There are several downsides to the reseller/integrator trend, sources say. One is for startups, who are finding it tough to get a foot in the door with resellers who are focused on satisfying larger players, some of whom may have signed on relatively recently.
Bradford Warner of Sprint North Supply acknowledges that his company is choosy: "We look for manufacturers who bring a business customer or a specific niche application -- not just any widget will do." There are just too many manufacturers looking for resellers to waste time on small fry.
"You need to show up with deals, ready to go," says Chad Dunn, director of product marketing at multiservice switch maker WaveSmith Networks Inc.

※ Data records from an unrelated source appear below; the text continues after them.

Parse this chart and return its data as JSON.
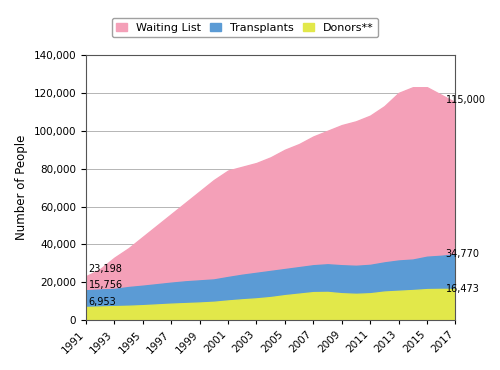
{
  "years": [
    1991,
    1993,
    1995,
    1997,
    1999,
    2001,
    2003,
    2005,
    2007,
    2009,
    2011,
    2013,
    2015,
    2017
  ],
  "years_all": [
    1991,
    1992,
    1993,
    1994,
    1995,
    1996,
    1997,
    1998,
    1999,
    2000,
    2001,
    2002,
    2003,
    2004,
    2005,
    2006,
    2007,
    2008,
    2009,
    2010,
    2011,
    2012,
    2013,
    2014,
    2015,
    2016,
    2017
  ],
  "waiting_list": [
    23198,
    27000,
    33000,
    38000,
    44000,
    50000,
    56000,
    62000,
    68000,
    74000,
    79000,
    81000,
    83000,
    86000,
    90000,
    93000,
    97000,
    100000,
    103000,
    105000,
    108000,
    113000,
    120000,
    123000,
    123000,
    119000,
    115000
  ],
  "transplants": [
    15756,
    16200,
    16500,
    17500,
    18200,
    19000,
    19800,
    20500,
    21000,
    21500,
    22800,
    24000,
    25000,
    26000,
    27000,
    28000,
    29000,
    29500,
    29000,
    28700,
    29200,
    30500,
    31500,
    32000,
    33500,
    34000,
    34770
  ],
  "donors": [
    6953,
    7200,
    7400,
    7600,
    7900,
    8300,
    8700,
    9000,
    9300,
    9700,
    10400,
    11000,
    11500,
    12200,
    13200,
    14000,
    14800,
    14900,
    14200,
    13900,
    14200,
    15100,
    15500,
    15900,
    16400,
    16500,
    16473
  ],
  "waiting_list_color": "#f4a0b8",
  "transplants_color": "#5b9bd5",
  "donors_color": "#e2e84a",
  "annotation_1991_waiting": "23,198",
  "annotation_1991_transplants": "15,756",
  "annotation_1991_donors": "6,953",
  "annotation_2017_waiting": "115,000",
  "annotation_2017_transplants": "34,770",
  "annotation_2017_donors": "16,473",
  "ylabel": "Number of People",
  "ylim": [
    0,
    140000
  ],
  "yticks": [
    0,
    20000,
    40000,
    60000,
    80000,
    100000,
    120000,
    140000
  ],
  "legend_labels": [
    "Waiting List",
    "Transplants",
    "Donors**"
  ],
  "background_color": "#ffffff",
  "border_color": "#888888",
  "tick_years": [
    1991,
    1993,
    1995,
    1997,
    1999,
    2001,
    2003,
    2005,
    2007,
    2009,
    2011,
    2013,
    2015,
    2017
  ]
}
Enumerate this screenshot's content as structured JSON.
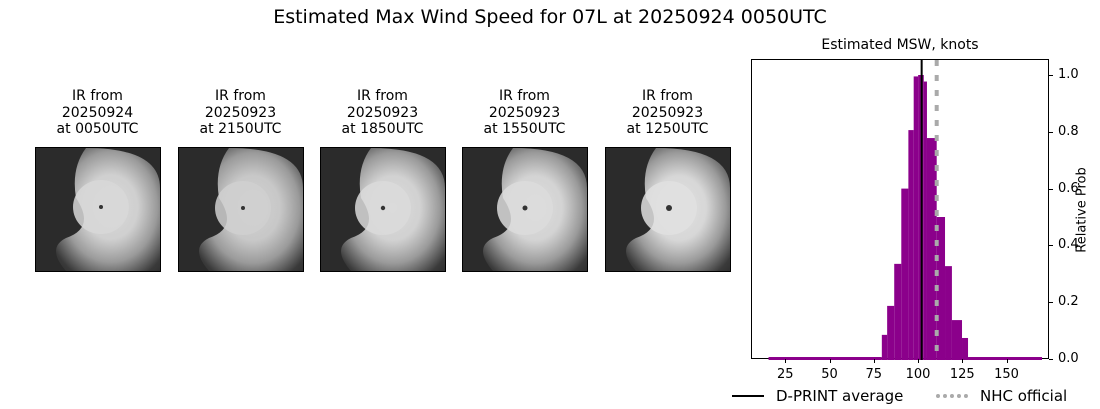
{
  "suptitle": "Estimated Max Wind Speed for 07L at 20250924 0050UTC",
  "panels": [
    {
      "title_l1": "IR from",
      "title_l2": "20250924",
      "title_l3": "at 0050UTC",
      "eye": [
        65,
        59
      ],
      "eye_r": 2.0,
      "cloud_gray": "#d8d8d8"
    },
    {
      "title_l1": "IR from",
      "title_l2": "20250923",
      "title_l3": "at 2150UTC",
      "eye": [
        64,
        60
      ],
      "eye_r": 2.0,
      "cloud_gray": "#d0d0d0"
    },
    {
      "title_l1": "IR from",
      "title_l2": "20250923",
      "title_l3": "at 1850UTC",
      "eye": [
        62,
        60
      ],
      "eye_r": 2.2,
      "cloud_gray": "#dadada"
    },
    {
      "title_l1": "IR from",
      "title_l2": "20250923",
      "title_l3": "at 1550UTC",
      "eye": [
        62,
        60
      ],
      "eye_r": 2.5,
      "cloud_gray": "#dcdcdc"
    },
    {
      "title_l1": "IR from",
      "title_l2": "20250923",
      "title_l3": "at 1250UTC",
      "eye": [
        63,
        60
      ],
      "eye_r": 3.0,
      "cloud_gray": "#e0e0e0"
    }
  ],
  "chart_data": {
    "type": "bar",
    "title": "Estimated MSW, knots",
    "xlabel": "",
    "ylabel": "Relative Prob",
    "xlim": [
      5.6,
      174
    ],
    "ylim": [
      0.0,
      1.05
    ],
    "xticks": [
      25,
      50,
      75,
      100,
      125,
      150
    ],
    "yticks": [
      0.0,
      0.2,
      0.4,
      0.6,
      0.8,
      1.0
    ],
    "ytick_labels": [
      "0.0",
      "0.2",
      "0.4",
      "0.6",
      "0.8",
      "1.0"
    ],
    "bar_color": "#8b008b",
    "bins": [
      {
        "x0": 15,
        "x1": 79,
        "value": 0.007
      },
      {
        "x0": 79,
        "x1": 82,
        "value": 0.085
      },
      {
        "x0": 82,
        "x1": 86,
        "value": 0.187
      },
      {
        "x0": 86,
        "x1": 90,
        "value": 0.335
      },
      {
        "x0": 90,
        "x1": 94,
        "value": 0.6
      },
      {
        "x0": 94,
        "x1": 97,
        "value": 0.806
      },
      {
        "x0": 97,
        "x1": 99.5,
        "value": 0.995
      },
      {
        "x0": 99.5,
        "x1": 102.7,
        "value": 1.0
      },
      {
        "x0": 102.7,
        "x1": 104.5,
        "value": 0.977
      },
      {
        "x0": 104.5,
        "x1": 110,
        "value": 0.778
      },
      {
        "x0": 110,
        "x1": 114.7,
        "value": 0.5
      },
      {
        "x0": 114.7,
        "x1": 118.6,
        "value": 0.327
      },
      {
        "x0": 118.6,
        "x1": 124.3,
        "value": 0.137
      },
      {
        "x0": 124.3,
        "x1": 127.7,
        "value": 0.074
      },
      {
        "x0": 127.7,
        "x1": 169.5,
        "value": 0.007
      }
    ],
    "lines": [
      {
        "name": "D-PRINT average",
        "x": 101.5,
        "style": "solid",
        "color": "#000000"
      },
      {
        "name": "NHC official",
        "x": 110,
        "style": "dotted",
        "color": "#aaaaaa"
      }
    ],
    "legend": {
      "position": "bottom",
      "entries": [
        "D-PRINT average",
        "NHC official"
      ]
    }
  }
}
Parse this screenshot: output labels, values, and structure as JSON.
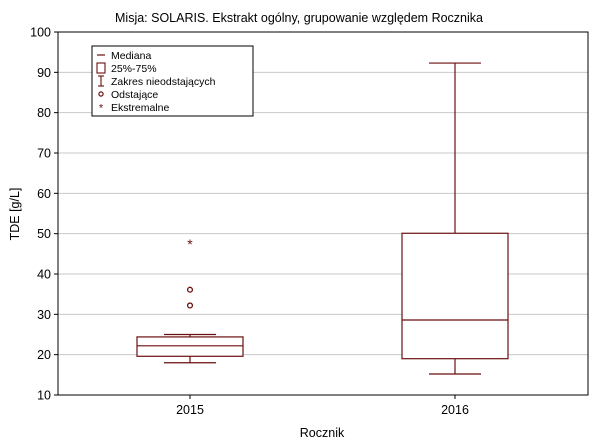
{
  "chart_data": {
    "type": "box",
    "title": "Misja: SOLARIS. Ekstrakt ogólny, grupowanie względem Rocznika",
    "xlabel": "Rocznik",
    "ylabel": "TDE [g/L]",
    "ylim": [
      10,
      100
    ],
    "yticks": [
      10,
      20,
      30,
      40,
      50,
      60,
      70,
      80,
      90,
      100
    ],
    "grid": true,
    "legend_position": "top-left",
    "colors": {
      "box": "#6b0f0f",
      "grid": "#c8c8c8",
      "axis": "#000000"
    },
    "legend": [
      "Mediana",
      "25%-75%",
      "Zakres nieodstających",
      "Odstające",
      "Ekstremalne"
    ],
    "categories": [
      "2015",
      "2016"
    ],
    "boxes": [
      {
        "category": "2015",
        "whisker_low": 18.0,
        "q1": 19.6,
        "median": 22.2,
        "q3": 24.4,
        "whisker_high": 25.0,
        "outliers": [
          32.2,
          36.1
        ],
        "extremes": [
          47.4
        ]
      },
      {
        "category": "2016",
        "whisker_low": 15.2,
        "q1": 19.0,
        "median": 28.6,
        "q3": 50.1,
        "whisker_high": 92.3,
        "outliers": [],
        "extremes": []
      }
    ]
  }
}
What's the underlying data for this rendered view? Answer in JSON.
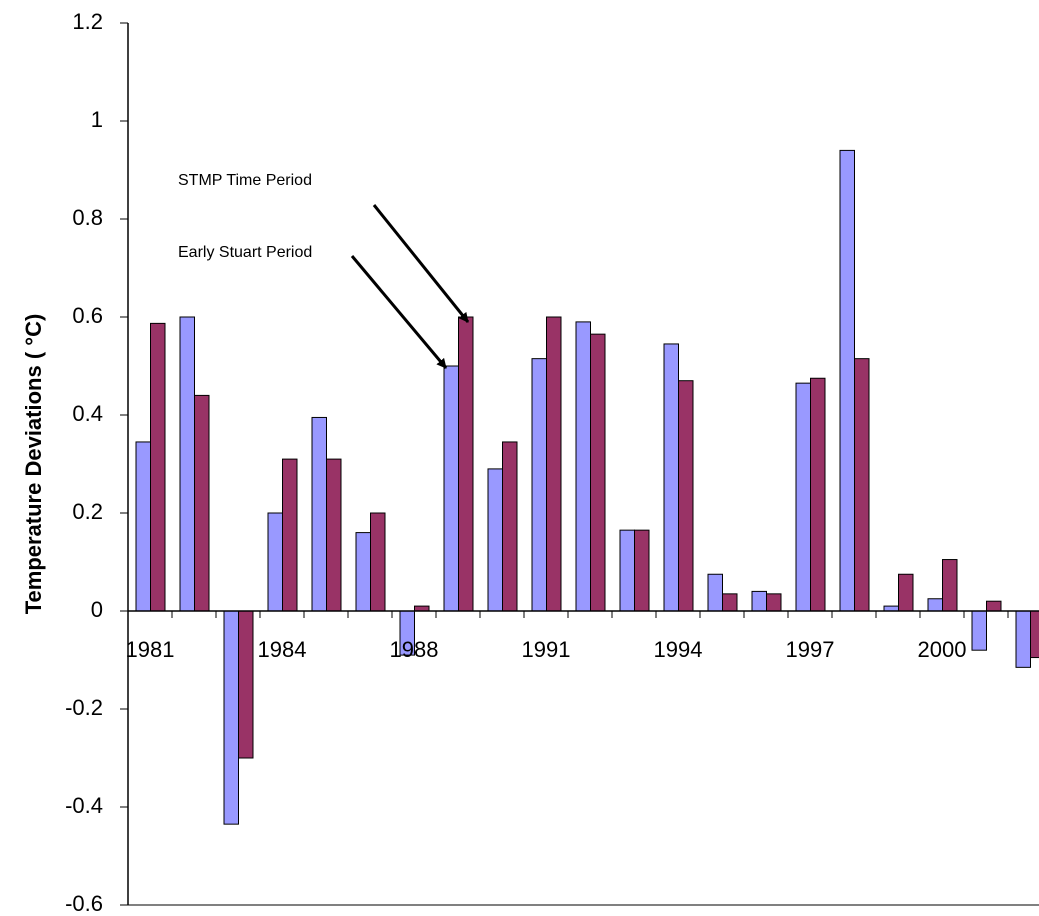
{
  "chart_data": {
    "type": "bar",
    "y_label": "Temperature Deviations ( °C)",
    "annotations": [
      "STMP Time Period",
      "Early Stuart Period"
    ],
    "categories": [
      "1981",
      null,
      null,
      "1984",
      null,
      null,
      "1988",
      null,
      null,
      "1991",
      null,
      null,
      "1994",
      null,
      null,
      "1997",
      null,
      null,
      "2000",
      null,
      null
    ],
    "series": [
      {
        "color": "#9999ff",
        "values": [
          0.345,
          0.6,
          -0.435,
          0.2,
          0.395,
          0.16,
          -0.09,
          0.5,
          0.29,
          0.515,
          0.59,
          0.165,
          0.545,
          0.075,
          0.04,
          0.465,
          0.94,
          0.01,
          0.025,
          -0.08,
          -0.115
        ]
      },
      {
        "color": "#993366",
        "values": [
          0.587,
          0.44,
          -0.3,
          0.31,
          0.31,
          0.2,
          0.01,
          0.6,
          0.345,
          0.6,
          0.565,
          0.165,
          0.47,
          0.035,
          0.035,
          0.475,
          0.515,
          0.075,
          0.105,
          0.02,
          -0.095
        ]
      }
    ],
    "ylim": [
      -0.6,
      1.2
    ],
    "yticks": [
      -0.6,
      -0.4,
      -0.2,
      0,
      0.2,
      0.4,
      0.6,
      0.8,
      1,
      1.2
    ],
    "grid": false
  }
}
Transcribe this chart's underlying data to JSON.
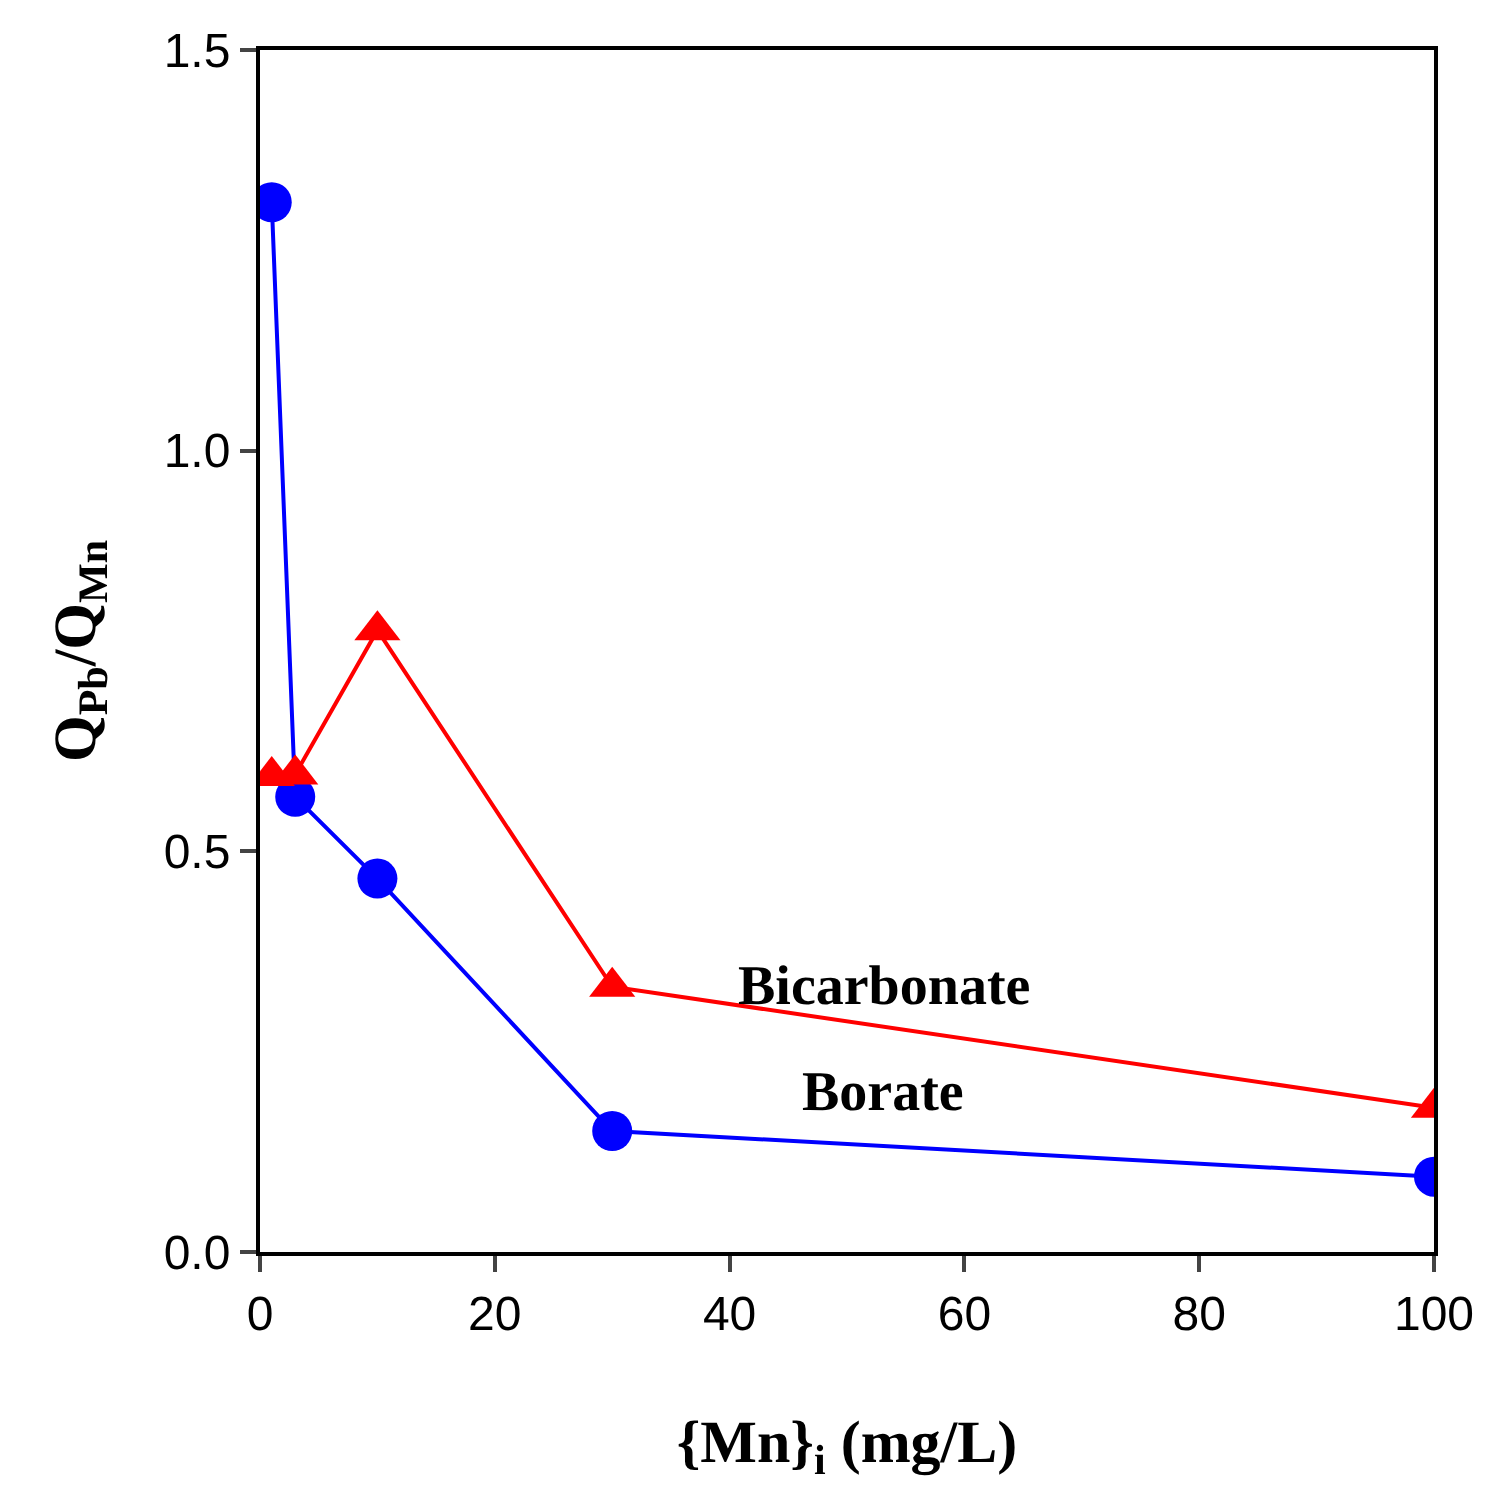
{
  "chart_data": {
    "type": "line",
    "xlabel": "{Mn}$_{i}$ (mg/L)",
    "ylabel": "Q$_{Pb}$/Q$_{Mn}$",
    "x": [
      1,
      3,
      10,
      30,
      100
    ],
    "series": [
      {
        "name": "Borate",
        "color": "#0000ff",
        "marker": "circle",
        "values": [
          1.31,
          0.568,
          0.466,
          0.151,
          0.094
        ]
      },
      {
        "name": "Bicarbonate",
        "color": "#ff0000",
        "marker": "triangle",
        "values": [
          0.594,
          0.596,
          0.776,
          0.331,
          0.18
        ]
      }
    ],
    "xlim": [
      0,
      100
    ],
    "xticks": [
      0,
      20,
      40,
      60,
      80,
      100
    ],
    "ylim": [
      0,
      1.5
    ],
    "yticks": [
      {
        "value": 0,
        "label": "0.0"
      },
      {
        "value": 0.5,
        "label": "0.5"
      },
      {
        "value": 1,
        "label": "1.0"
      },
      {
        "value": 1.5,
        "label": "1.5"
      }
    ],
    "grid": false,
    "legend": false,
    "line_style": "solid"
  }
}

The big reseller/integrators, he says, won't consider small companies that can't bring them any new business right away. At this point, he says, WaveSmith hasn't yet tackled the reseller issue and is still working on direct sales to prime customers.
By the time many startups get large enough to think about resale arrangements, some folk think the market will change again. "When the market picks up, big companies will hire back their sales and marketing teams," says the former CEO of an Ethernet equipment startup. That's going to spell a downturn of another sort for big resellers, he says.
Still, others say the trend out of house has the look of permanence to it. "Companies want to focus on R&D," says Damron of SWS. "The most effective distribution channel [situation] is where everyone focuses on their core competency."